После бодрящего, приводящего в тонус контрастного душа, я завариваю литр крепчайшего чая – вот и пригодился хозяйский заварочный чайник, нахожу в аптечке серебристые блистеры с аспирином и анальгином, достаю из холодильника литровую бутылку воды и иду будить друга.

– Гена! Подъём!

Он бурчит что-то невразумительное, и мне приходится его расталкивать.

– Что? А? Фил? – сипло произносит друг, еле шевеля пересохшими губами.

– Выпей, – протягиваю ему бутылку с водой.

Он жадно пьет, и когда почти допивает, я даю ему пару таблеток ацетилсалициловой кислоты и обезболивающее.

– Пей.

Безволие не позволяет ему даже поинтересоваться, что за «колеса» я ему скармливаю. Он флегматично закидывает их в рот и проглатывает, запивая водой.

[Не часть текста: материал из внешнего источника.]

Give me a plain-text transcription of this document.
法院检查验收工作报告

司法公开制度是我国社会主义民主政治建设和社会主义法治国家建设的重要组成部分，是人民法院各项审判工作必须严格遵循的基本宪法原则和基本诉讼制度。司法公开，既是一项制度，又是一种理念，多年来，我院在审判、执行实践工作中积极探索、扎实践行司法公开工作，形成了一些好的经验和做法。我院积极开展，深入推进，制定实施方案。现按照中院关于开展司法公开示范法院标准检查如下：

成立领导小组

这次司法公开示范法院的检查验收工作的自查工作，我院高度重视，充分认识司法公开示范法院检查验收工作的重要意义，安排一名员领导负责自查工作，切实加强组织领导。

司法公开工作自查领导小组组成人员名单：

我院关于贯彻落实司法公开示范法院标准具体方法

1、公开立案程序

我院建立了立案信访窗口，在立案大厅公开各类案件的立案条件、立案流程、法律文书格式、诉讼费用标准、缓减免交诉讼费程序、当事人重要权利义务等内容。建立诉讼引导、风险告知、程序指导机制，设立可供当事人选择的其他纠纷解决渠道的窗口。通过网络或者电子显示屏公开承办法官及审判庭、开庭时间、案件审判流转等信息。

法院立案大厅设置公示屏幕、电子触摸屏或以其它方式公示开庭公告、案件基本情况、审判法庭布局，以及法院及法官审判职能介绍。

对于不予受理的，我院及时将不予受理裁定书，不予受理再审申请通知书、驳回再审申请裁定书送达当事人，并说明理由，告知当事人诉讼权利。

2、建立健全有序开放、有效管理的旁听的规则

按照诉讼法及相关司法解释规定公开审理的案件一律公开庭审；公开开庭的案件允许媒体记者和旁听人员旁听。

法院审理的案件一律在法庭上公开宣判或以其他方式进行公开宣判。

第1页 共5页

Удовлетворив жажду, о чем свидетельствует погасшая иконка дебафа, он хлопает себя по карманам.

– Геныч, потом покуришь. Сейчас иди в душ, дружище, а то разит от тебя… Даже кошка тебя за километр обходит!

– Фил, да это… Дай покурю схожу, а потом душ.

– Так, короче, Ген. В общем, так. Ты помнишь, что мне вчера рассказывал? Про долги, про то, что счетчик тикает и квартиру могут отобрать? Про сыновей своих, которым какие-то бандюки угрожают? Помнишь?

С исказившемся болью лицом Генка вскакивает с дивана.

– Сядь. Это все – правда?

Я знаю, что правда, «Распознавание лжи» вчера было включено, но мне надо, мне очень важно, чтобы он сам осознавал всю ту пропасть, в которой он оказался и от которой так наивно убегал в своем надуманном мире «мне сейчас повезет, я отыграюсь, и всё будет хорошо».

Гена кивает.

– Не слышу!

– Да, правда.

– А то, что мечтаешь семью на море вывезти – правда?

– Да… – он обреченно машет рукой. – Какое, блин, море в моем положении… Только если… – его лицо озаряет надежда. – Ты же обещал занять, помнишь? Я теперь точно знаю, как мне сыграть, точно! Буду по-умному. Осторожно, потихоньку! Отыграюсь!

– Хрена лысого ты отыграешься, Хороводов! Просто оцени здраво, а?

Подумав, он сначала качает головой, а потом, подумав, отвечает:

– В принципе, реально такие бабки отыграть. Просто нужно совсем по-крупному играть, а у меня…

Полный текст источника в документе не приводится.